Now that the bias against data-driven investigation has weakened, the desire to simplify ‘omics’ data reuse has led to the establishment of minimal information requirements for different types of primary data. The hope is that this will allow new analyses and predictions using aggregated data from disparate experiments.”
The Editorial goes on to ask whether the generation of parts lists and correlations in the absence of functional models is, in fact, science? “Based on the often accepted definition of the scientific method, the answer would be a qualified no. But the rise of methodologies that generate massive amounts of data does not dictate that biology should be data-driven. In a return to hypothesis-driven research, systems biologists are attempting to use the same ‘omics’ methods to generate data for use in quantitative biological models. Hypotheses are needed before data collection because model-driven quantitative analyses require rich dynamic data collected under defined conditions and stimuli.
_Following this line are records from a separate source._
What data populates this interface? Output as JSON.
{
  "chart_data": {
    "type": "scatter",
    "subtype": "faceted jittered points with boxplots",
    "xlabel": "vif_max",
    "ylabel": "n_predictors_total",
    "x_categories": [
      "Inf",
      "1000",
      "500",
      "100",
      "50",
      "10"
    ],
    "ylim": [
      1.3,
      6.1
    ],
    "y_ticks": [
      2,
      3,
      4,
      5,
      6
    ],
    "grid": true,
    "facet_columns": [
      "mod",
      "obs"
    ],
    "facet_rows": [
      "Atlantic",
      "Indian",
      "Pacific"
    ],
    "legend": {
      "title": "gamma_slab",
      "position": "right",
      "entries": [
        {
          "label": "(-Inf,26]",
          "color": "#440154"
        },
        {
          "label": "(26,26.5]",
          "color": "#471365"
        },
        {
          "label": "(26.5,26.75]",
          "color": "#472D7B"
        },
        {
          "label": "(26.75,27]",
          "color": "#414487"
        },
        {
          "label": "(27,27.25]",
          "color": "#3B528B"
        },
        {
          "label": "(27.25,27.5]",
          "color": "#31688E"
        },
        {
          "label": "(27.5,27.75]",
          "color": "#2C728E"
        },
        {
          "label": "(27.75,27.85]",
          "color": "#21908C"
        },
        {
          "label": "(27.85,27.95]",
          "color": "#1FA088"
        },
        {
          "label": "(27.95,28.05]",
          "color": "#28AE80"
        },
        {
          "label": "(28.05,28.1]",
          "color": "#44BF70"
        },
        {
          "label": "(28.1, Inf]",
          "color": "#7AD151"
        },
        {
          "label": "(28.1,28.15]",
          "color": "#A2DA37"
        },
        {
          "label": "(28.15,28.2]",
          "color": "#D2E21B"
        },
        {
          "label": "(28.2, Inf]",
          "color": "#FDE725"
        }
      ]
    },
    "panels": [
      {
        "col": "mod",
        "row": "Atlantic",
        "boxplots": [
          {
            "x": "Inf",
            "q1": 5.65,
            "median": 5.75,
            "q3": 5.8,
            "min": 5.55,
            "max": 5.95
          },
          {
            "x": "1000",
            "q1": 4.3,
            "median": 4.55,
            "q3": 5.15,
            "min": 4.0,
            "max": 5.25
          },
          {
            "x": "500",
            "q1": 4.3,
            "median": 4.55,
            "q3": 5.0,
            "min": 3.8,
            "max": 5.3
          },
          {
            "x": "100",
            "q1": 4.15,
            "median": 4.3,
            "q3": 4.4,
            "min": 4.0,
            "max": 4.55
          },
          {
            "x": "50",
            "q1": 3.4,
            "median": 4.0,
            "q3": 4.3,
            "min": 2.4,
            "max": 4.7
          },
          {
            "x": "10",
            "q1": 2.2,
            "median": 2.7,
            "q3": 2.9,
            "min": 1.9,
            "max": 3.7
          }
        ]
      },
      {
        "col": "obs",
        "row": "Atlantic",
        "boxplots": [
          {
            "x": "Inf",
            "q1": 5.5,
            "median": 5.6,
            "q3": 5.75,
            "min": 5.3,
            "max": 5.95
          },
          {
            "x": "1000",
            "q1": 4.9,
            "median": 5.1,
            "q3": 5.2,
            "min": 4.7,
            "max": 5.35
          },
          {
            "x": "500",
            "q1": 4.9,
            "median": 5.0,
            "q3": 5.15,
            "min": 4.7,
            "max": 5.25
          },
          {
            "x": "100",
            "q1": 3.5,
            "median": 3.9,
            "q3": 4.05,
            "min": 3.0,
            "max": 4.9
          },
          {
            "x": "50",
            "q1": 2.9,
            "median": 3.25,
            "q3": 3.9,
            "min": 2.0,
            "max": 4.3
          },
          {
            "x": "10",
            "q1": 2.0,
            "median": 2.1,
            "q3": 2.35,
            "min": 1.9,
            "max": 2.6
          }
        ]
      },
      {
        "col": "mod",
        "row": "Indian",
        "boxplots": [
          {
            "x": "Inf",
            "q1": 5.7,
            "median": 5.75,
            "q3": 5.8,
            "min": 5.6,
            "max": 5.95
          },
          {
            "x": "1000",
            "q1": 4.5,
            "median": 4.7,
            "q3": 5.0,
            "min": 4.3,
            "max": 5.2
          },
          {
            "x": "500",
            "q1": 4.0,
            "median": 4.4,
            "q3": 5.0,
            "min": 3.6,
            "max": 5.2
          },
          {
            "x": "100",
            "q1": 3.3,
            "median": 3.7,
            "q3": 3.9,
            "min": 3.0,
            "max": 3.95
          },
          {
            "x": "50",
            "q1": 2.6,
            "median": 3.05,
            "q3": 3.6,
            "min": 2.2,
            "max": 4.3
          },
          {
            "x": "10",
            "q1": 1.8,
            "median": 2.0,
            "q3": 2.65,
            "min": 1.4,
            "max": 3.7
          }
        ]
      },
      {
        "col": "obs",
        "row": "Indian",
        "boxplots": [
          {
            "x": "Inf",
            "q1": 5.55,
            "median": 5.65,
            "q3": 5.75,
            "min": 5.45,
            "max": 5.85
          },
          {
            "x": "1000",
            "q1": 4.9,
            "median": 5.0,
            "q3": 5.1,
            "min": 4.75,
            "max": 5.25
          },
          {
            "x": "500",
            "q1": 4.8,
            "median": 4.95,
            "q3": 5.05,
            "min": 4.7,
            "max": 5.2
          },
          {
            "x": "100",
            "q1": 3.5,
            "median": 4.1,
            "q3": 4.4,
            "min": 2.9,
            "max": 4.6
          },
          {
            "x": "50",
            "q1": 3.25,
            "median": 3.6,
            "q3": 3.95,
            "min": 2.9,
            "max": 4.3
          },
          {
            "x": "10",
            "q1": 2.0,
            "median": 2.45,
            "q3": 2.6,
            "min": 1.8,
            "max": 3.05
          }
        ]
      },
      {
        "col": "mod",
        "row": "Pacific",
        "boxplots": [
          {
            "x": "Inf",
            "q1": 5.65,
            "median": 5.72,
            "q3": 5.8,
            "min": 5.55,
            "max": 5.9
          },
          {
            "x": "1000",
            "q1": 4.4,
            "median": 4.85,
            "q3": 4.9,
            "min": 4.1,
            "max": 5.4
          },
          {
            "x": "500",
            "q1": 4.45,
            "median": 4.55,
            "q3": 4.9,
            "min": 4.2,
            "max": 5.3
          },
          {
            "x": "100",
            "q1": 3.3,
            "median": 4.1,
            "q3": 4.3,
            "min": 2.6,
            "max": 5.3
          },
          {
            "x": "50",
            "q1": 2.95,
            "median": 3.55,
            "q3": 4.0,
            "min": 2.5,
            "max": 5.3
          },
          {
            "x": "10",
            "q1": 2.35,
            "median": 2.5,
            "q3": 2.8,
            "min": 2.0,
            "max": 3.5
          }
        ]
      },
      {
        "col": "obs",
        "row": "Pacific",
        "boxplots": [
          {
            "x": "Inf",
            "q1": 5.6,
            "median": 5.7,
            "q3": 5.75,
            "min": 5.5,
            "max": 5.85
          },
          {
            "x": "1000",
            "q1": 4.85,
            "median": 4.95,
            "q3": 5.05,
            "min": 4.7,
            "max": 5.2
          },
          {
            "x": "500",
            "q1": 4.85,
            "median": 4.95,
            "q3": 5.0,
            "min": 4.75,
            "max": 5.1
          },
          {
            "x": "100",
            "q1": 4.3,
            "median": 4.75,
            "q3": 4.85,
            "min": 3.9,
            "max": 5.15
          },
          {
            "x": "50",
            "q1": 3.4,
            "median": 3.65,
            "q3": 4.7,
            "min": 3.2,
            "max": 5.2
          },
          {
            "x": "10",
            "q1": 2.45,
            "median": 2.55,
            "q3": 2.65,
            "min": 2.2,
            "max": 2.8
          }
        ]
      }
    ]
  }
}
Correlations in large datasets may be able to provide some useful answers, but not all of them: ‘omics’ data can provide information on the size and composition of biological entities and thus determine the boundaries of the problem at hand. Biologists can then proceed to investigate function using classical hypothesis-driven experiments. It is still unclear whether even this marriage of the two methods will deliver a complete understanding of biology, but it arguably has a better chance than either method on its own.”